4. Muh Putra Erwiansyah/Bagas Maulana naik signifikan
Muh Putra Erwiansyah/Bagas Maulana menjadi pasangan yang mencatat kenaikan peringkat paling signifikan di antara empat ganda putra Indonesia yang dibahas dalam daftar ini. Mereka melonjak 70 posisi dan kini menempati peringkat 220 dunia pada ranking BWF terbaru. Kenaikan tersebut menunjukkan adanya peningkatan perolehan poin yang membantu Putra/Bagas memperbaiki posisinya di ranking dunia.
Meski berhasil mendongkrak peringkat secara signifikan, hasil yang diraih Putra/Bagas di Australian Open 2026 tidak terlalu memuaskan. Mereka harus terhenti pada laga perdana setelah kalah dari pasangan Malaysia dalam dua game langsung.

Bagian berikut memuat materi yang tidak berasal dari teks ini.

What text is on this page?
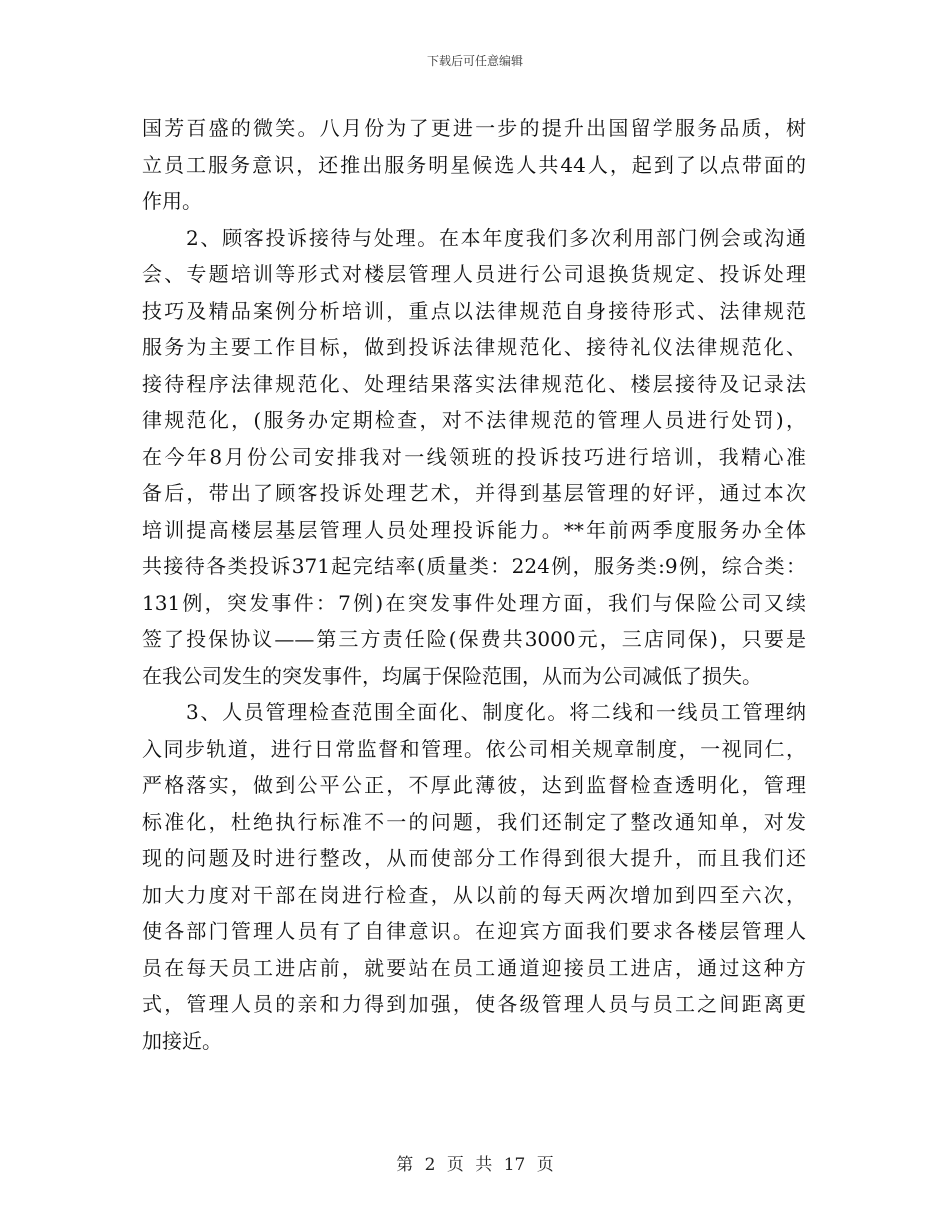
下载后可任意编辑
国芳百盛的微笑。八月份为了更进一步的提升出国留学服务品质，树
立员工服务意识，还推出服务明星候选人共44人，起到了以点带面的
作用。
2、顾客投诉接待与处理。在本年度我们多次利用部门例会或沟通
会、专题培训等形式对楼层管理人员进行公司退换货规定、投诉处理
技巧及精品案例分析培训，重点以法律规范自身接待形式、法律规范
服务为主要工作目标，做到投诉法律规范化、接待礼仪法律规范化、
接待程序法律规范化、处理结果落实法律规范化、楼层接待及记录法
律规范化，(服务办定期检查，对不法律规范的管理人员进行处罚)，
在今年8月份公司安排我对一线领班的投诉技巧进行培训，我精心准
备后，带出了顾客投诉处理艺术，并得到基层管理的好评，通过本次
培训提高楼层基层管理人员处理投诉能力。**年前两季度服务办全体
共接待各类投诉371起完结率(质量类：224例，服务类:9例，综合类：
131例，突发事件：7例)在突发事件处理方面，我们与保险公司又续
签了投保协议——第三方责任险(保费共3000元，三店同保)，只要是
在我公司发生的突发事件，均属于保险范围，从而为公司减低了损失。
3、人员管理检查范围全面化、制度化。将二线和一线员工管理纳
入同步轨道，进行日常监督和管理。依公司相关规章制度，一视同仁，
严格落实，做到公平公正，不厚此薄彼，达到监督检查透明化，管理
标准化，杜绝执行标准不一的问题，我们还制定了整改通知单，对发
现的问题及时进行整改，从而使部分工作得到很大提升，而且我们还
加大力度对干部在岗进行检查，从以前的每天两次增加到四至六次，
使各部门管理人员有了自律意识。在迎宾方面我们要求各楼层管理人
员在每天员工进店前，就要站在员工通道迎接员工进店，通过这种方
式，管理人员的亲和力得到加强，使各级管理人员与员工之间距离更
加接近。
第 2 页 共 17 页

Kekalahan tersebut membuat langkah Putra/Bagas berakhir lebih cepat di turnamen BWF Super 500 tersebut.
Secara keseluruhan, keempat pasangan ganda putra Indonesia menunjukkan dinamika yang berbeda dalam pembaruan ranking BWF usai Australian Open 2026. Sabar Karyaman Gutama/Moh Reza Pahlevi Isfahani mampu mempertahankan posisinya di peringkat ketujuh dunia, sementara tiga pasangan lainnya berhasil mencatat kenaikan peringkat meski tidak melangkah jauh di turnamen tersebut. Hasil ini menjadi modal penting bagi para ganda putra Indonesia untuk terus memperbaiki posisi mereka pada turnamen-turnamen BWF berikutnya.